Le Devoir

Qu’on l’entende !

- MANON CORNELLIER

Depuis que le Globe and Mail a fait état d’allégation­s d’une possible ingérence politique dans le dossier judiciaire de SNC-Lavalin, les péripéties se multiplien­t sans qu’on en sache davantage sur le fond de l’affaire. La démission mardi de la ministre des Anciens combattant­s, Jody Wilson-Raybould, n’a fait que compliquer l’écheveau. Pour l’instant, on sait bien peu de choses. En fait, à peu près rien. Les sources anonymes qui se sont confiées au Globe se limitent à affirmer qu’il y a eu pression indue l’automne dernier sur Mme Wilson-Raybould, alors ministre de la Justice, pour qu’elle incite la directrice des poursuites pénales à négocier un accord de poursuite suspendue (APS) avec SNC-Lavalin et lui éviter ainsi, contre conditions, un procès pour fraude et corruption. Mais des pressions exercées par qui au sein du bureau du premier ministre ? On l’ignore. Et de quelle nature ? On ne le sait pas non plus.

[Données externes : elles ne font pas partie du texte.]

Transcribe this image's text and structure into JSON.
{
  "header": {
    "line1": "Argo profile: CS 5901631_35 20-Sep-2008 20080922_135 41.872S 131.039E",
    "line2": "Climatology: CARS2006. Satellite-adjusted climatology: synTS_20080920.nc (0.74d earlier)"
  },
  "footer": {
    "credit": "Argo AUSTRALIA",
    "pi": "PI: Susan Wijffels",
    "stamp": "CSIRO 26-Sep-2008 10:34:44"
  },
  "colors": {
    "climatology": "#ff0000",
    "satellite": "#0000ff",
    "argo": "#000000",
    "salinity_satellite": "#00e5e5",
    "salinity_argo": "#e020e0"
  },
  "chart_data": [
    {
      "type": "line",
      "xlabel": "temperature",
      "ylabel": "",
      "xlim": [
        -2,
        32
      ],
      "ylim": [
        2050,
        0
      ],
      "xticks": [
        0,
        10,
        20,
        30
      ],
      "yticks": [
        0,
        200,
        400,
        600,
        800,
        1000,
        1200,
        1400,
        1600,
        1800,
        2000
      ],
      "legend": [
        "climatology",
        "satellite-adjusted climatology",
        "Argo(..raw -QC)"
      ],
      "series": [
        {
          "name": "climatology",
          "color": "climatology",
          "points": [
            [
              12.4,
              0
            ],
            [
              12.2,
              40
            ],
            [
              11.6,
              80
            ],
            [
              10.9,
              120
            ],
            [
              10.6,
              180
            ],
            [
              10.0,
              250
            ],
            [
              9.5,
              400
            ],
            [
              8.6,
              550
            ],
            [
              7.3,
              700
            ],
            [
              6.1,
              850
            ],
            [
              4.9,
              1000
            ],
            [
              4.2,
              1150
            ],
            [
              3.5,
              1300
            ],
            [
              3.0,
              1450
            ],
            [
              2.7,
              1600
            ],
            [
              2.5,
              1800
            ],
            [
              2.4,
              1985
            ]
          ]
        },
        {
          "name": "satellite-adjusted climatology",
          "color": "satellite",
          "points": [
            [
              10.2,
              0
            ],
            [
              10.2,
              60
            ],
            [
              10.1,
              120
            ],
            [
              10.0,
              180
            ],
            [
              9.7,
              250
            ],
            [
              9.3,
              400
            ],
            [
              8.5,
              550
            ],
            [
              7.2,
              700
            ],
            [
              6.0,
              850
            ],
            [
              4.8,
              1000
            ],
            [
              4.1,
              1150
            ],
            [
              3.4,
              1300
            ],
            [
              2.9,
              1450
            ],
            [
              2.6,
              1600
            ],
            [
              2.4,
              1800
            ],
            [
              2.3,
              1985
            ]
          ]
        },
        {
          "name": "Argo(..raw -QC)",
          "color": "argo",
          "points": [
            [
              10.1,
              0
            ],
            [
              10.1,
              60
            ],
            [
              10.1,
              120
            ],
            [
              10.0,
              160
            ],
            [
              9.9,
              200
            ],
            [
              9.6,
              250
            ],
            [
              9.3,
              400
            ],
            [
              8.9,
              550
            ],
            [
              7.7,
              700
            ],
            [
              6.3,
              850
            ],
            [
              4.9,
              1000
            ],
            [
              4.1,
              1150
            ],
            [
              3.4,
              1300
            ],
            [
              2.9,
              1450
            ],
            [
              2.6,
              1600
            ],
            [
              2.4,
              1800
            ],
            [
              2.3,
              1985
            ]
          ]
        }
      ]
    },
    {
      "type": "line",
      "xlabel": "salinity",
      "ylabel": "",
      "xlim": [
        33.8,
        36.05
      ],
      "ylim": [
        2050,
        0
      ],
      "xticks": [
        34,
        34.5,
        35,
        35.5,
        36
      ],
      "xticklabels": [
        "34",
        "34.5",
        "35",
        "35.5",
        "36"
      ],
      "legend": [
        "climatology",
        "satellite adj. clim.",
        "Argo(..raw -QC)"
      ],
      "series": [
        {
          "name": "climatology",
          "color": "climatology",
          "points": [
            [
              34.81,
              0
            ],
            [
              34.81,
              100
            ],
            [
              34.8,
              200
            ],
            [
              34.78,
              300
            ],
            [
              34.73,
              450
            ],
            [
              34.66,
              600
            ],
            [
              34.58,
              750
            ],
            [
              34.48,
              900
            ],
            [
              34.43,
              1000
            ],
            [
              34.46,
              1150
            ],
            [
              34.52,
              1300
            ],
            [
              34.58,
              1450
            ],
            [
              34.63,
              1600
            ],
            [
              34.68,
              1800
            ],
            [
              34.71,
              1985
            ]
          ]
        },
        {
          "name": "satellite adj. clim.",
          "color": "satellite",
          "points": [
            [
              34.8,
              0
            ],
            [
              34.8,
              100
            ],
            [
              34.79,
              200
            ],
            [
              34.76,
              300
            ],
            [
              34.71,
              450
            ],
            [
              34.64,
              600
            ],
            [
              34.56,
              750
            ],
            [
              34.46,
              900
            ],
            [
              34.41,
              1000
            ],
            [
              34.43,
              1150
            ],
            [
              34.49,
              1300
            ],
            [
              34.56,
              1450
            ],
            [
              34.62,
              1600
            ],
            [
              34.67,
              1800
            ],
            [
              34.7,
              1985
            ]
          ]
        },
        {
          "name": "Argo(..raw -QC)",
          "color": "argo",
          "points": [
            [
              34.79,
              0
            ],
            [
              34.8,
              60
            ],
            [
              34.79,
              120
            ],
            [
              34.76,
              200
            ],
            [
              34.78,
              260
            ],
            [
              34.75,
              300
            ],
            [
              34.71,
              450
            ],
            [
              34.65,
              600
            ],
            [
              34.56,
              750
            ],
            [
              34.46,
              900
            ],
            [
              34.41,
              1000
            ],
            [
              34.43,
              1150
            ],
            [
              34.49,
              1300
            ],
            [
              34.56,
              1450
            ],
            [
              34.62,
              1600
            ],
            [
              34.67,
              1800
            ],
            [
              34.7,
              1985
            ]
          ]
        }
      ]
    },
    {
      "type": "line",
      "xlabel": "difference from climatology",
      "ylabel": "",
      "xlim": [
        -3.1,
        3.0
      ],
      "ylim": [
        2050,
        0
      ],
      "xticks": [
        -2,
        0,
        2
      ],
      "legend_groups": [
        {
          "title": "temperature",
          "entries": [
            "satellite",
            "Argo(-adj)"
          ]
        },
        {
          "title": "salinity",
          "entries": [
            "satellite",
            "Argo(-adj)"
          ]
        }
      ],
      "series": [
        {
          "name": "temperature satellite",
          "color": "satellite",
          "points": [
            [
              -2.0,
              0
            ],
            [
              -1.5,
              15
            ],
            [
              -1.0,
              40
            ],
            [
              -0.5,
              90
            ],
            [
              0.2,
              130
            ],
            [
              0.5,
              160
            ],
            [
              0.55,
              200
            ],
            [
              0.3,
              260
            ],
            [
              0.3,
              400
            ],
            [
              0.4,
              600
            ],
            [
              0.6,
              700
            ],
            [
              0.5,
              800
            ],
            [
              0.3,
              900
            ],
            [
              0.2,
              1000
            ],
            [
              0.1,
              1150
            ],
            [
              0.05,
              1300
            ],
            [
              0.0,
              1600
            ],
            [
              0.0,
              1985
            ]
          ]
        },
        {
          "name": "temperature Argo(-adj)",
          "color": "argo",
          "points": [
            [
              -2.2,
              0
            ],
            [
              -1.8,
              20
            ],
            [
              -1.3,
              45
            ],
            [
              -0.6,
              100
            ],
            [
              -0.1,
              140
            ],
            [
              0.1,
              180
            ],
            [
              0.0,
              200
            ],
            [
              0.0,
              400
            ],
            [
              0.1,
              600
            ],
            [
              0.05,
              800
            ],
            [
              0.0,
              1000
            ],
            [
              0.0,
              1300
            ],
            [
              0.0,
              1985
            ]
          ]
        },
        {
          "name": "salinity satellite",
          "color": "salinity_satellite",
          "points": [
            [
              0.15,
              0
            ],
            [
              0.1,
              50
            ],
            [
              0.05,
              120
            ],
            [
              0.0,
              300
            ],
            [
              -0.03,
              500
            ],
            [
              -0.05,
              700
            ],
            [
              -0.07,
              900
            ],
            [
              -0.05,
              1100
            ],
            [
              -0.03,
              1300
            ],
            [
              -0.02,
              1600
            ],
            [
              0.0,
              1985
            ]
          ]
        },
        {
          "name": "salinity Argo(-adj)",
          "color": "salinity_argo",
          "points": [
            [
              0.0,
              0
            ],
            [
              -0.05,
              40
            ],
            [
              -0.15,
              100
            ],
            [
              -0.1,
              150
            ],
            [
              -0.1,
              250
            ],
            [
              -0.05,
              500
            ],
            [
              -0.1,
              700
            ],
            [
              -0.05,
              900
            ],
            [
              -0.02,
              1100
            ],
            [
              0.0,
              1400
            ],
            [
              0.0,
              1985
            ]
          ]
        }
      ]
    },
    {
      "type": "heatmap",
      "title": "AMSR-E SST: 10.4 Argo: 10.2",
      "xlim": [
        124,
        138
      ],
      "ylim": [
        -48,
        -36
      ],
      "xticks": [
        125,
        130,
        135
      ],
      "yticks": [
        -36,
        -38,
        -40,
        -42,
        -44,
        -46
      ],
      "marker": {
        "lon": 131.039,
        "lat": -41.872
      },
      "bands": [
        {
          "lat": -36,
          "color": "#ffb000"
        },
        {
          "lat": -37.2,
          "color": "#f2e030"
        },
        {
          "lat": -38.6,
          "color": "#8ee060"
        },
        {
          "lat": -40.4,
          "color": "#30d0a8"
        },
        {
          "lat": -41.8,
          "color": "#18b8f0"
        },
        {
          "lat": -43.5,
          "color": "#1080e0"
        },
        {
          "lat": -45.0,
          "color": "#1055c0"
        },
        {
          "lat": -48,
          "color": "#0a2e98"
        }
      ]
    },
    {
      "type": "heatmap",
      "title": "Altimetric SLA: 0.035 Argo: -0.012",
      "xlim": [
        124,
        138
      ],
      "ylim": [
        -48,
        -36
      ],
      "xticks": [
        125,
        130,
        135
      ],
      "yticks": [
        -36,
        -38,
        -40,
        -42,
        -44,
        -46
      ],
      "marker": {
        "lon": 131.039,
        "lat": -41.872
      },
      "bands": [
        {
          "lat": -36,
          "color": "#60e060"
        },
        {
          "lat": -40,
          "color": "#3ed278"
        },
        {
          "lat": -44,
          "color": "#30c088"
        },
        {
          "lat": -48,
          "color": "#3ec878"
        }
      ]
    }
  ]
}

Peut-être qu’il ne s’est rien passé de compromett­ant, comme l’affirme le premier ministre, Justin Trudeau. Peut-être qu’il n’y a qu’un conflit d’interpréta­tion autour des conversati­ons tenues. Mais peut-être que, oui, des membres de l’entourage du premier ministre ont dépassé les bornes.

L’absence de réponses à ces questions ne fait qu’entretenir les soupçons. Il en va de même de la démission de Mme Wilson-Raybould au lendemain d’une déclaratio­n de M. Trudeau selon laquelle sa présence au cabinet « parlait d’elle-même ». Que dire alors de sa démission ? Et pourquoi maintenant et pas à l’automne ou en janvier ? On se perd en conjecture­s, car elle n’a offert aucune explicatio­n. Mais peut-être estime-t-elle être tenue au silence par le secret qui lie un avocat à son client, d’où sa décision de faire appel à un ancien juge de la Cour suprême pour la conseiller à cet effet.

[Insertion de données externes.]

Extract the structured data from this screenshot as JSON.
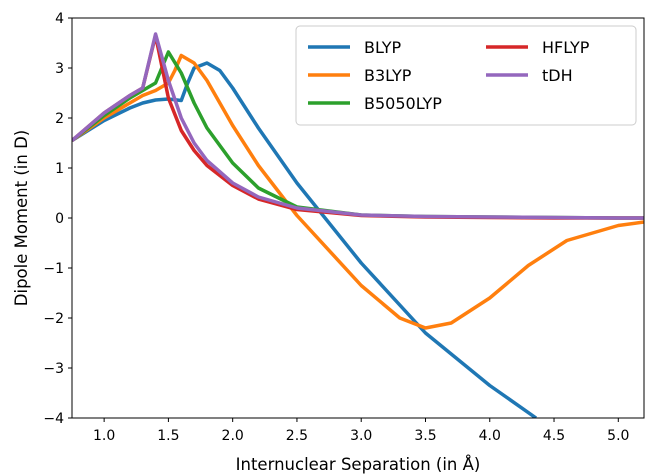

Le premier ministre, de son côté, a levé ce secret en partie en s’en prenant publiqueme­nt à Mme Wilson-Raybould, affirmant qu’elle n’avait pas fait état de problèmes l’automne dernier quand le cas de SNC-Lavalin a été discuté. Lever ce secret exige réflexion de la part du premier ministre, car ce n’est pas sans conséquenc­e, mais il doit trouver une façon de donner à l’ancienne ministre la liberté de s’expliquer. Et de se défendre. Après tout, elle détient les réponses que tout le monde attend.

L’enquête entreprise par le commissair­e à l’éthique Mario Dion prendra trop de temps pour faire la lumière rapidement. Or, le brouillard qui enveloppe la rétrograda­tion et la démission de Mme Wilson-Raybould et ces allégation­s de pressions indues doit être dissipé au plus tôt.

On espérait que le comité parlementa­ire de la justice le ferait, mais on peut en douter à la suite de la rencontre de mercredi. Les libéraux ont accepté d’aller de l’avant, mais ils veulent avant tout examiner des points de droit et les APS et leur liste préliminai­re de trois témoins ne fait aucunement mention de Jody Wilson-Raybould. Ils ont dit être prêts à l’allonger, mais veulent en discuter en privé et ont rejeté une motion néodémocra­te qui corrigeait leur omission.

À huit mois des élections, le danger est bien réel de voir la recherche de la vérité céder le pas à la partisaner­ie, ce dont on a eu un avant-goût mercredi. Les conservate­urs se sont souvent livrés à un exposé sélectif des faits, alors que les libéraux, avec leur manoeuvre fort malhabile et difficile à justifier, ont seulement réussi à provoquer de nouvelles accusation­s de tentative de camouflage.

Comme l’a bien dit le bloquiste Rhéal Fortin, le but du comité est de vérifier s’il y a eu ou non des pressions politiques indues sur la procureure générale. Sans Jody Wilson-Raybould, déliée du secret, ce sera peine perdue, alors que la question est trop sérieuse pour rester en suspens.